Recently we decided to run some stress tests in a pre-productive environment in order to see if everything is stable and works correctly. So we set up a simple JMeter tests group with 100 users and 100 loops. This way we had 10000 requests in total to our API. So, having all that configured, we ran the frontend in order to generate a reCAPTCHA token, executed the action which sends the data to the API and copied the generated token into the JMeter configuration.
The API, before passing the form data to the backend, checks if the token is valid by making a request to “https://www.google.com/recaptcha/api/siteverify”, specifying this token and the secret key generated in the reCAPTCHA admin console.
After executing the JMeter tests, we saw that a certain amount of requests bypass the validation of the token and end up in the backend, while the token has already been used.
What we tried?
Stress test of our API with 10k requests in order to try the validation of an already used reCAPTCHA token.
What we expected to happen?
All the requests to return an error code of 401, beacause the reCAPTCHA token has already been used before and those tokens are single use only (the 401 code is returned by our API if the request to "/siteverify" returns a "success:false" in the response body or a status code other than 200).
What actually resulted?
5% of the requests bypassed the validation and ended up in the backend.
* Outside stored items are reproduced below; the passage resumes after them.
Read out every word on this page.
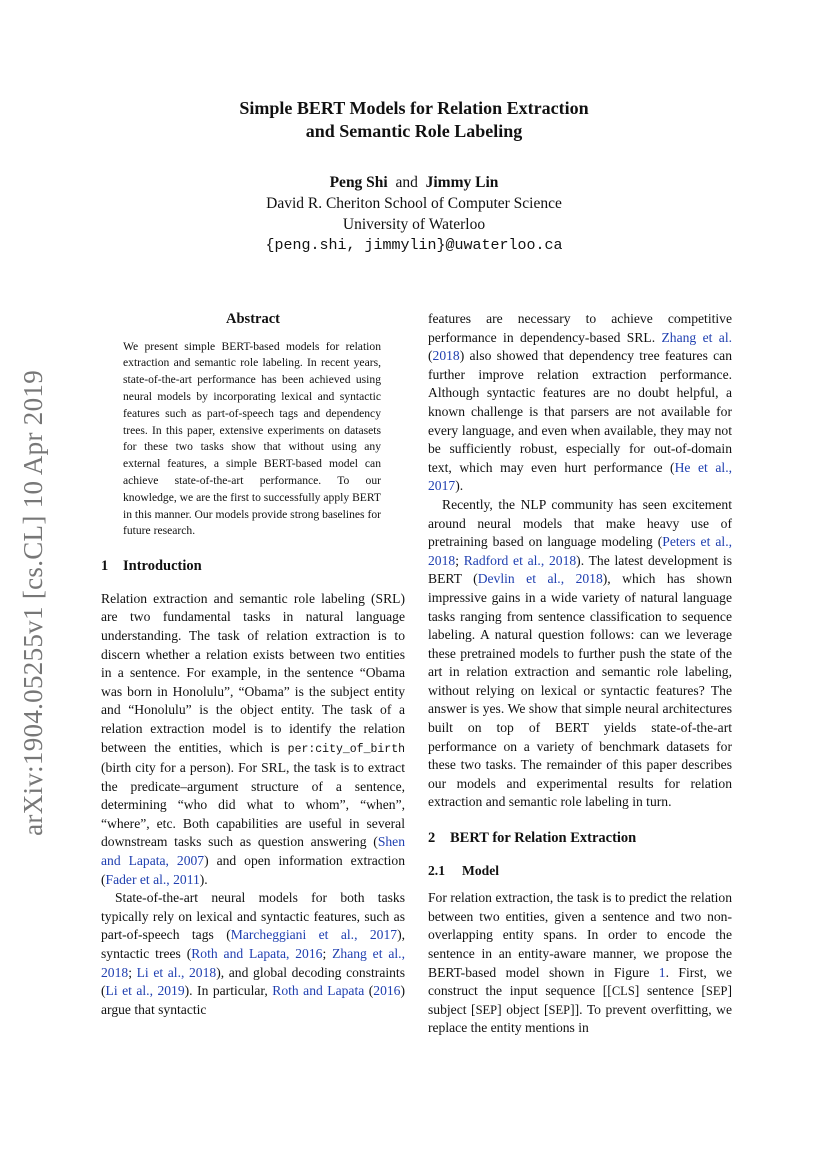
arXiv:1904.05255v1 [cs.CL] 10 Apr 2019
Simple BERT Models for Relation Extraction
and Semantic Role Labeling
Peng Shi and Jimmy Lin
David R. Cheriton School of Computer Science
University of Waterloo
{peng.shi, jimmylin}@uwaterloo.ca
Abstract
We present simple BERT-based models for relation extraction and semantic role labeling. In recent years, state-of-the-art performance has been achieved using neural models by incorporating lexical and syntactic features such as part-of-speech tags and dependency trees. In this paper, extensive experiments on datasets for these two tasks show that without using any external features, a simple BERT-based model can achieve state-of-the-art performance. To our knowledge, we are the first to successfully apply BERT in this manner. Our models provide strong baselines for future research.
1 Introduction

Relation extraction and semantic role labeling (SRL) are two fundamental tasks in natural language understanding. The task of relation extraction is to discern whether a relation exists between two entities in a sentence. For example, in the sentence “Obama was born in Honolulu”, “Obama” is the subject entity and “Honolulu” is the object entity. The task of a relation extraction model is to identify the relation between the entities, which is per:city_of_birth (birth city for a person). For SRL, the task is to extract the predicate–argument structure of a sentence, determining “who did what to whom”, “when”, “where”, etc. Both capabilities are useful in several downstream tasks such as question answering (Shen and Lapata, 2007) and open information extraction (Fader et al., 2011).

State-of-the-art neural models for both tasks typically rely on lexical and syntactic features, such as part-of-speech tags (Marcheggiani et al., 2017), syntactic trees (Roth and Lapata, 2016; Zhang et al., 2018; Li et al., 2018), and global decoding constraints (Li et al., 2019). In particular, Roth and Lapata (2016) argue that syntactic

features are necessary to achieve competitive performance in dependency-based SRL. Zhang et al. (2018) also showed that dependency tree features can further improve relation extraction performance. Although syntactic features are no doubt helpful, a known challenge is that parsers are not available for every language, and even when available, they may not be sufficiently robust, especially for out-of-domain text, which may even hurt performance (He et al., 2017).

Recently, the NLP community has seen excitement around neural models that make heavy use of pretraining based on language modeling (Peters et al., 2018; Radford et al., 2018). The latest development is BERT (Devlin et al., 2018), which has shown impressive gains in a wide variety of natural language tasks ranging from sentence classification to sequence labeling. A natural question follows: can we leverage these pretrained models to further push the state of the art in relation extraction and semantic role labeling, without relying on lexical or syntactic features? The answer is yes. We show that simple neural architectures built on top of BERT yields state-of-the-art performance on a variety of benchmark datasets for these two tasks. The remainder of this paper describes our models and experimental results for relation extraction and semantic role labeling in turn.

2 BERT for Relation Extraction
2.1 Model

For relation extraction, the task is to predict the relation between two entities, given a sentence and two non-overlapping entity spans. In order to encode the sentence in an entity-aware manner, we propose the BERT-based model shown in Figure 1. First, we construct the input sequence [[CLS] sentence [SEP] subject [SEP] object [SEP]]. To prevent overfitting, we replace the entity mentions in
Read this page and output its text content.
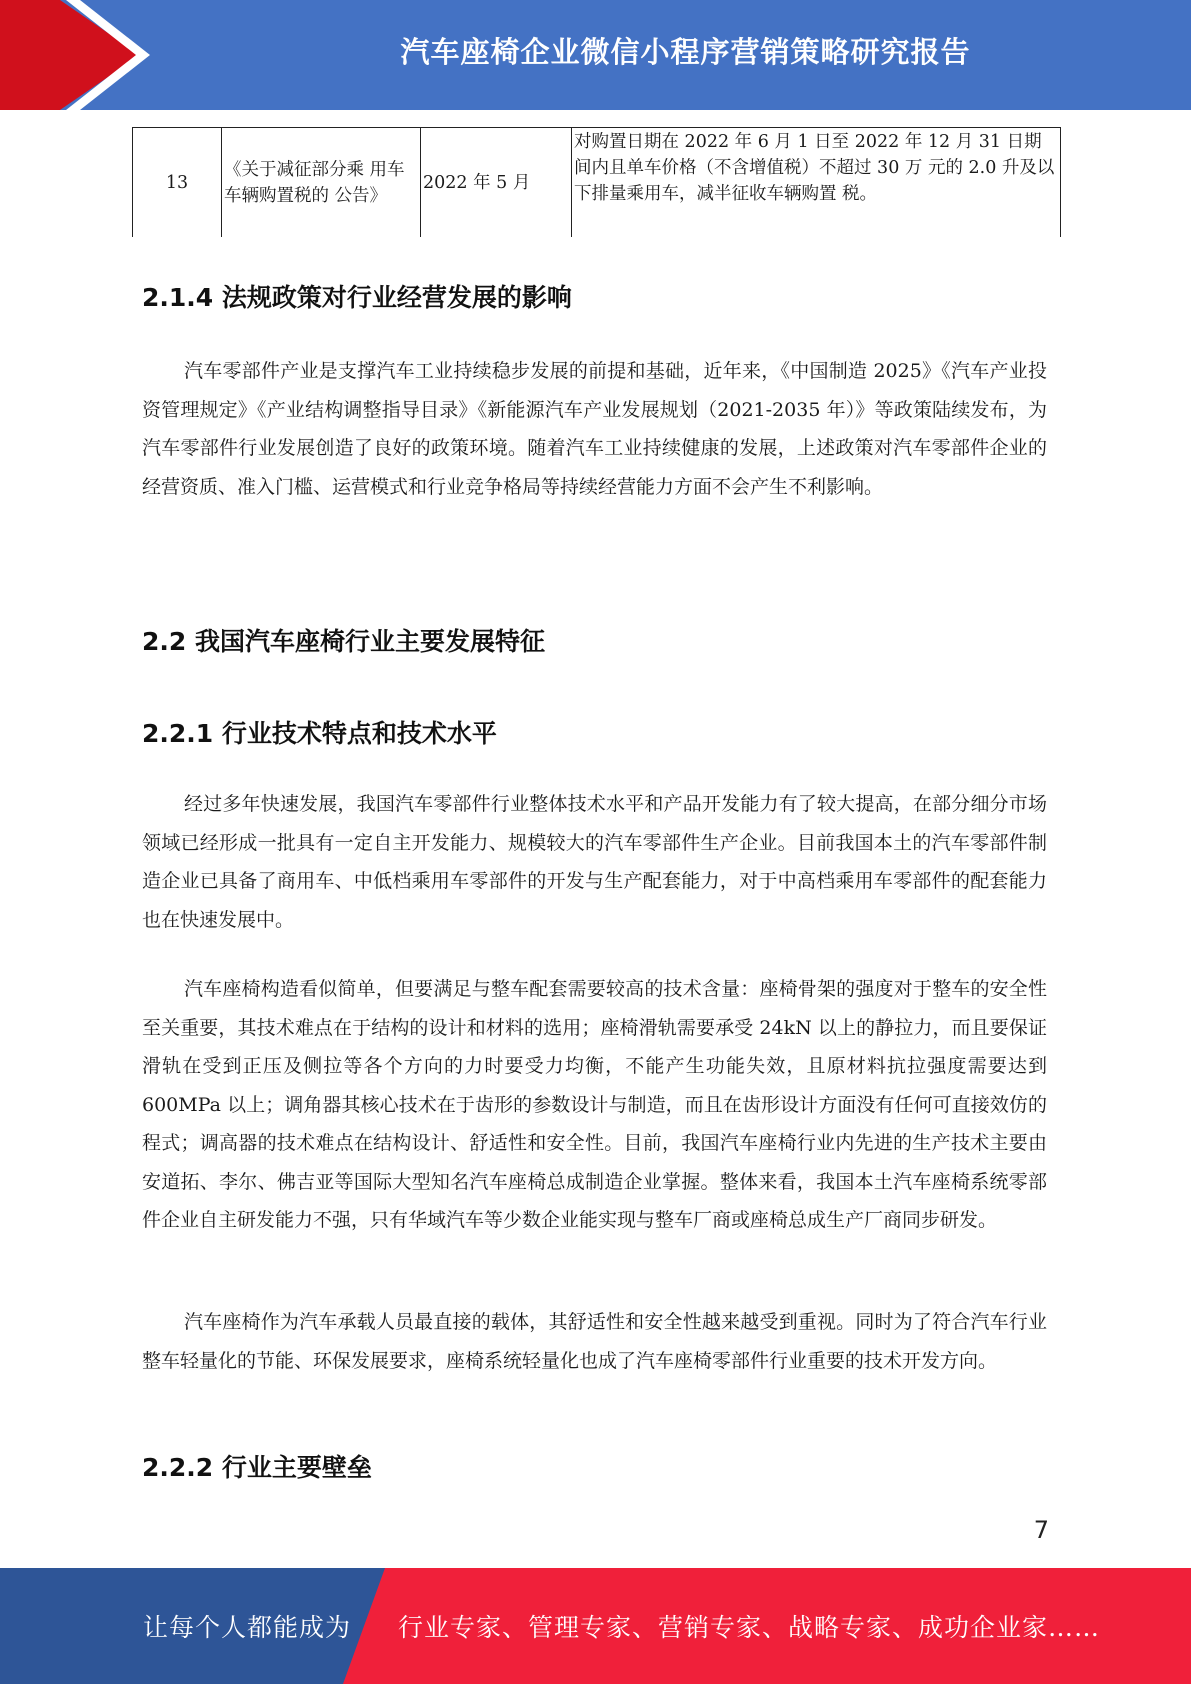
汽车座椅企业微信小程序营销策略研究报告
13	《关于减征部分乘 用车车辆购置税的 公告》	2022 年 5 月	对购置日期在 2022 年 6 月 1 日至 2022 年 12 月 31 日期间内且单车价格（不含增值税）不超过 30 万 元的 2.0 升及以下排量乘用车，减半征收车辆购置 税。
2.1.4 法规政策对行业经营发展的影响

汽车零部件产业是支撑汽车工业持续稳步发展的前提和基础，近年来，《中国制造 2025》《汽车产业投资管理规定》《产业结构调整指导目录》《新能源汽车产业发展规划（2021-2035 年）》等政策陆续发布，为汽车零部件行业发展创造了良好的政策环境。随着汽车工业持续健康的发展，上述政策对汽车零部件企业的经营资质、准入门槛、运营模式和行业竞争格局等持续经营能力方面不会产生不利影响。

2.2 我国汽车座椅行业主要发展特征
2.2.1 行业技术特点和技术水平

经过多年快速发展，我国汽车零部件行业整体技术水平和产品开发能力有了较大提高，在部分细分市场领域已经形成一批具有一定自主开发能力、规模较大的汽车零部件生产企业。目前我国本土的汽车零部件制造企业已具备了商用车、中低档乘用车零部件的开发与生产配套能力，对于中高档乘用车零部件的配套能力也在快速发展中。

汽车座椅构造看似简单，但要满足与整车配套需要较高的技术含量：座椅骨架的强度对于整车的安全性至关重要，其技术难点在于结构的设计和材料的选用；座椅滑轨需要承受 24kN 以上的静拉力，而且要保证滑轨在受到正压及侧拉等各个方向的力时要受力均衡，不能产生功能失效，且原材料抗拉强度需要达到 600MPa 以上；调角器其核心技术在于齿形的参数设计与制造，而且在齿形设计方面没有任何可直接效仿的程式；调高器的技术难点在结构设计、舒适性和安全性。目前，我国汽车座椅行业内先进的生产技术主要由安道拓、李尔、佛吉亚等国际大型知名汽车座椅总成制造企业掌握。整体来看，我国本土汽车座椅系统零部件企业自主研发能力不强，只有华域汽车等少数企业能实现与整车厂商或座椅总成生产厂商同步研发。

汽车座椅作为汽车承载人员最直接的载体，其舒适性和安全性越来越受到重视。同时为了符合汽车行业整车轻量化的节能、环保发展要求，座椅系统轻量化也成了汽车座椅零部件行业重要的技术开发方向。

2.2.2 行业主要壁垒
7
让每个人都能成为 行业专家、管理专家、营销专家、战略专家、成功企业家……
(The 400 bad request errors are returned by the backend, after the validation of the token has already been done, meaning that the token was assumingly valid)
We chequed the logs of our API and we've been able to verify that, in fact, the "/siteverify" requests return a status code of 200 and a response body of "success:true" in those 5% of the tests.
To me, it seems like some kind of balancing problem, maybe some node didn’t have enough time to replicate the status of that token? Or maybe the problem comes from our implementation… Hopefully someone could give us a hint!